Sonar helps you commit clean code every time. With over 225 unique rules to find Python bugs, code smells & vulnerabilities, Sonar finds the issues while you focus on the work. Learn more →
Top 23 Python NLP Projects
🤗 Transformers: State-of-the-art Machine Learning for Pytorch, TensorFlow, and JAX.Project mention: BetterTransformer: PyTorch-native free-lunch speedups for Transformer-based models | reddit.com/r/MachineLearning | 2022-11-22
In order to support BetterTransformer with the canonical Transformer models from Transformers library, an integration was done with the open-source library Optimum as a one-liner:
TensorFlow code and pre-trained models for BERTProject mention: [R] LiBai: a large-scale open-source model training toolbox | reddit.com/r/MachineLearning | 2022-11-09
Found relevant code at https://github.com/google-research/bert + all code implementations here
Truly a developer’s best friend. Scout APM is great for developers who want to find and fix performance issues in their applications. With Scout, we'll take care of the bugs so you can focus on building great things 🚀.
中文分词 词性标注 命名实体识别 依存句法分析 成分句法分析 语义依存分析 语义角色标注 指代消解 风格转换 语义相似度 新词发现 关键词短语提取 自动摘要 文本分类聚类 拼音简繁转换 自然语言处理Project mention: Hanlp - Natural language processing for the next decade | reddit.com/r/github_trends | 2022-05-28
💫 Industrial-strength Natural Language Processing (NLP) in PythonProject mention: Has anyone here ever used the seaNMF model for short text topic modeling, and be willing to help me get started with it? | reddit.com/r/LanguageTechnology | 2022-11-24
Tokenize with NLTK, SpaCy or CoreNLP
🔮 The most advanced MLOps platform for multimodal AI on the cloud · Neural Search · Creative AI · Cloud NativeProject mention: Have you used Jina for multi-modal applications? | dev.to | 2022-10-24
How will you build a multi-modal application? I just noticed the release ofJina which is a MLOps framework that empowers anyone to build cross-modal and multi-modal applications on the cloud. It uplifts a PoC into a production-ready service. Jina handles the infrastructure complexity, making advanced solution engineering and cloud-native technologies accessible to every developer. If you tried before, please let me know how do you find about it?
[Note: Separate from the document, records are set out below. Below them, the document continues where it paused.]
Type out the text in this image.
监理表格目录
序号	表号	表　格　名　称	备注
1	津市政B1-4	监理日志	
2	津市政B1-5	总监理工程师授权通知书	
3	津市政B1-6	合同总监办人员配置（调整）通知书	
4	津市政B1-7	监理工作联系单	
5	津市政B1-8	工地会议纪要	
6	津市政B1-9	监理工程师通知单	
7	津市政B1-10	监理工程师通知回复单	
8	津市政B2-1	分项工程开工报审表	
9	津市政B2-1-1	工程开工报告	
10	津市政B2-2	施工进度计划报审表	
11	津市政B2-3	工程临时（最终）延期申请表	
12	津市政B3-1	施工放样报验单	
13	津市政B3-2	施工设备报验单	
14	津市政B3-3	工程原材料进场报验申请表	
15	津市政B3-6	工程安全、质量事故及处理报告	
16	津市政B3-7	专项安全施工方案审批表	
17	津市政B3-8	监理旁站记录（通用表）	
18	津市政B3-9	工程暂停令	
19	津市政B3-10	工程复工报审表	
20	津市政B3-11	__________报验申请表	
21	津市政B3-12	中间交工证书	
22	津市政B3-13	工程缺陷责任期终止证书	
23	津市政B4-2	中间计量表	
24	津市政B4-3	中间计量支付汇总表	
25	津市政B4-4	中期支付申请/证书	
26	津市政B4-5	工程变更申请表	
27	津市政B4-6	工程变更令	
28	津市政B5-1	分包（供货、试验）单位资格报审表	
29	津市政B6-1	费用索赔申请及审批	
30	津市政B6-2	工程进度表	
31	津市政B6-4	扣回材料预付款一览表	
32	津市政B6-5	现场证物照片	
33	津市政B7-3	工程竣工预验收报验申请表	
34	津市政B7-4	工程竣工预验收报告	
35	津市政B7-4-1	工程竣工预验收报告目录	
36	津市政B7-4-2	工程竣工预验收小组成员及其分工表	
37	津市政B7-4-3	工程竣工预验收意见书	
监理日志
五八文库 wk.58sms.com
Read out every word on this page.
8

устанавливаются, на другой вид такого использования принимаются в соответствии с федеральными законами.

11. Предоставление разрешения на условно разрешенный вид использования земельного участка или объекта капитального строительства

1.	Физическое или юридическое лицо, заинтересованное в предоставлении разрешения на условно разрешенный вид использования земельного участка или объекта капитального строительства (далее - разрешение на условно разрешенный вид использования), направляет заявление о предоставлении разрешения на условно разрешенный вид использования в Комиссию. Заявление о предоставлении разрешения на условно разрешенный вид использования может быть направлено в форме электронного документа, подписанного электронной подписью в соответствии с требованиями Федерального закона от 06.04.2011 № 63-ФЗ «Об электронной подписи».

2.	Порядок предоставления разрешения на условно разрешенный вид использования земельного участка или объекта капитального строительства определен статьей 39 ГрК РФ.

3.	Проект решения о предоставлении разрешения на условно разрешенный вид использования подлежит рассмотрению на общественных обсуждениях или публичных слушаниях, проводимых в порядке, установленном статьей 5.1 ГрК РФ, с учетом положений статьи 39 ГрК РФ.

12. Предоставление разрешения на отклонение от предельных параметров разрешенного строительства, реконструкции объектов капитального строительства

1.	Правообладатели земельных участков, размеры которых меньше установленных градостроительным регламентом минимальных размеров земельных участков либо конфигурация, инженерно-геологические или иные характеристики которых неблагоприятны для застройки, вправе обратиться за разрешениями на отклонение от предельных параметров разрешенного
Thanks!
💬 Open source machine learning framework to automate text- and voice-based conversations: NLU, dialogue management, connect to Slack, Facebook, and more - Create chatbots and voice assistantsProject mention: Show HN: Flex – transpile natural language to a programming language | news.ycombinator.com | 2022-11-10
At the moment it can recognise the type of statements in the training data set  and transpile them to Python, Java or C++ using the mappings defined here .
This is very different from how Codex/Autopilot work as it is trained using an NLU framework  which is usually used for training chatbots.
🤗 The largest hub of ready-to-use datasets for ML models with fast, easy-to-use and efficient data manipulation tools
Build time-series-based applications quickly and at scale.. InfluxDB is the Time Series Data Platform where developers build real-time applications for analytics, IoT and cloud-native services in less time with less code.
Topic Modelling for HumansProject mention: Topic modeling --- allow multiple topics per statement | reddit.com/r/LanguageTechnology | 2022-11-22
Try LDA as implemented in gemsin https://github.com/RaRe-Technologies/gensim
A very simple framework for state-of-the-art Natural Language Processing (NLP)Project mention: Flair: A simple framework for state-of-the-art Natural Language Processing | news.ycombinator.com | 2022-04-11
🏆 A ranked list of awesome machine learning Python libraries. Updated weekly.Project mention: Best-Of Machine Learning with Python | news.ycombinator.com | 2022-04-28
An open-source NLP research library, built on PyTorch.Project mention: How to solve ConfigurationError using HuggingFace Token Classifier | reddit.com/r/learnpython | 2022-10-08
No clue. So what I did was google the error. Here's what I found: https://github.com/allenai/allennlp/issues/4319
NLTK SourceProject mention: Estimation of text complexity | dev.to | 2022-11-24
NLTK: for token processing
🏄 Embed/reason/rank images and sentences with CLIP modelsProject mention: Image Similarity Score using transfer learning | reddit.com/r/MLQuestions | 2022-08-31
Awesome pre-trained models toolkit based on PaddlePaddle. (400+ models including Image, Text, Audio, Video and Cross-Modal with Easy Inference & Serving)Project mention: [R] ERNIE-ViLG 2.0: Improving Text-to-Image Diffusion Model with Knowledge-Enhanced Mixture-of-Denoising-Experts + Gradio Demo | reddit.com/r/MachineLearning | 2022-10-29
Hmm, is the code published? The thing on github just makes requests to a remote server.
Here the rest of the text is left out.